While sequencing is a potentially powerful tool, there is currently limited information about its feasibility for use in routine IPC, whether can change on IPC actions, and whether it will reduce transmission of infection in hospitals. The HOCI study harnessed the power of COG-UK sequencing to provide information as to whether routine SARS-CoV-2 sequencing could help interrupt the spread of the infection in the hospital.

A total of 2,170 hospital-acquired infections were recorded from 15 October 2020 to 26 April 2021 across 14 UK hospitals, with a median age of 76.7 years, and 80% of subjects having at least one clinically significant co-morbidity (e.g., pre-existing cardiovascular disease).

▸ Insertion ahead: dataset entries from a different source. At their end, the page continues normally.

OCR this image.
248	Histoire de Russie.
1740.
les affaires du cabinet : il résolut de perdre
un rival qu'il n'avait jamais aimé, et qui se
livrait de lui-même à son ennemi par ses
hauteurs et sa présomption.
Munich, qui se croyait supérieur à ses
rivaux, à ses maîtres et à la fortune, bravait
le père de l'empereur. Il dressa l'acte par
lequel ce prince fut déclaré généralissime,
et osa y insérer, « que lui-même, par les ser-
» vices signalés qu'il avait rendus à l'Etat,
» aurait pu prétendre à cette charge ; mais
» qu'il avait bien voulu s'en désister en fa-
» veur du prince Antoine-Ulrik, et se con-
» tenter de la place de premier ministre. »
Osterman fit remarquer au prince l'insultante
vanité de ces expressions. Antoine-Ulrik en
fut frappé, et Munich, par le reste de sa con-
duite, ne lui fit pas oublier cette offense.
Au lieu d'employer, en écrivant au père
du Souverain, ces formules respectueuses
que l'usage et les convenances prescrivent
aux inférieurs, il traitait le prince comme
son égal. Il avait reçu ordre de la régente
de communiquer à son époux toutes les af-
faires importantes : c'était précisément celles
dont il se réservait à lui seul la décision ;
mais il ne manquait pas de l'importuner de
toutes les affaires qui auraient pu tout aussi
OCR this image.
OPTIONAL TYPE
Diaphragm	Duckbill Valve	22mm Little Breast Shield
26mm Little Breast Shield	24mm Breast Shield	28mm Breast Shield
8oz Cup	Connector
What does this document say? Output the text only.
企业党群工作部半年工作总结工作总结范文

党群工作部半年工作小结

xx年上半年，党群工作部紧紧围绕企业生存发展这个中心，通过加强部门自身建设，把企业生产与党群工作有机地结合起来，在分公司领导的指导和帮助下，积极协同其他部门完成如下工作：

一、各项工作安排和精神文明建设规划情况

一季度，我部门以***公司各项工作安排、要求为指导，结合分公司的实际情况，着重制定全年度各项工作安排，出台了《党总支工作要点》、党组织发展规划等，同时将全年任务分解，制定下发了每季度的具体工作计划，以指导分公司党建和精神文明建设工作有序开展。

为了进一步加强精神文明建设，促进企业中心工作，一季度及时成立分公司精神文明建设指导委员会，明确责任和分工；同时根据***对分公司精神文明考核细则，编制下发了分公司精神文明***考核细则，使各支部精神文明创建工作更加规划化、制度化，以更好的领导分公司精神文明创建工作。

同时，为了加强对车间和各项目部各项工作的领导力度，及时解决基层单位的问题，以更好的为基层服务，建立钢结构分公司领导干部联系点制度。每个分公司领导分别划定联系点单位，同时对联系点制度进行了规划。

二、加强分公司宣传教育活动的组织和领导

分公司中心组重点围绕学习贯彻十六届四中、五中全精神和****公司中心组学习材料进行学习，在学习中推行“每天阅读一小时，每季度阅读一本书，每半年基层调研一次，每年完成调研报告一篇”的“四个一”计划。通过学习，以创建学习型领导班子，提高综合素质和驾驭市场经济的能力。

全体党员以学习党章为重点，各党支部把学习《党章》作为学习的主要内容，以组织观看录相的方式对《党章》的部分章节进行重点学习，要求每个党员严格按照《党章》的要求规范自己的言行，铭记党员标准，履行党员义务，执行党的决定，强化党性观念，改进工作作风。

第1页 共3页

SARS-CoV-2 genome sequence reports were generated for 49.2% of the cases reported in hospitals that carried out real-time genomic sequencing during study. The results showed that sequencing SARS-CoV-2 changed IPC actions in 20% of cases returned within 5 days. Importantly, over 80% of IPC teams found the information helpful.

Perhaps the most important outcome of the HOCI study has been to measure and document, through detailed interviewing of staff involved, what would need to change for pathogen sequencing to be incorporated into routine IPC practice. According to Judith, there are three critical steps: “rapid transport and sequencing of samples, automated issuing of simple reports directly to IPC teams to identify where linked infections are occurring, and training of hospital teams to use the information effectively”.  With new rapid sequencing methods and growing familiarity with sequence generation and interpretation, two of the three barriers are already being addressed.  We now need the computer tools that will rapidly and automatically link data on patient movements and risk factors to the sequence data providing seamless rapid delivery of results.

To read the full publication, please click HERE.


COVID-19 Genomics UK (COG-UK)

The COVID-19 Genomics UK (COG-UK) consortium works in partnership to harness the power of SARS-CoV-2 genomics in the fight against COVID-19.

Led by Professor Sharon Peacock of the University of Cambridge, COG-UK is made up of an innovative collaboration of NHS organisations, the four public health agencies of the UK, the Wellcome Sanger Institute and sixteen academic partners. A full list of collaborators can be found here.

The COVID-19 pandemic, caused by SARS-CoV-2, represents a major threat to health. The COG-UK consortium was formed in March 2020 to deliver SARS-CoV-2 genome sequencing and analysis to inform public health policy and to support the establishment of a national pathogen sequencing service, with sequence data now predominantly generated by the Wellcome Sanger Institute and the Public Health Agencies.

SARS-CoV-2 genome sequencing and analysis plays a key role in the COVID-19 public health response by enabling the identification, tracking and analysis of variants of concern, and by informing the design of vaccines and therapeutics. COG-UK works collaboratively to deliver world-class research on pathogen sequencing and analysis, maximise the value of genomic data by ensuring fair access and data linkage, and provide a training programme to enable equity in global sequencing.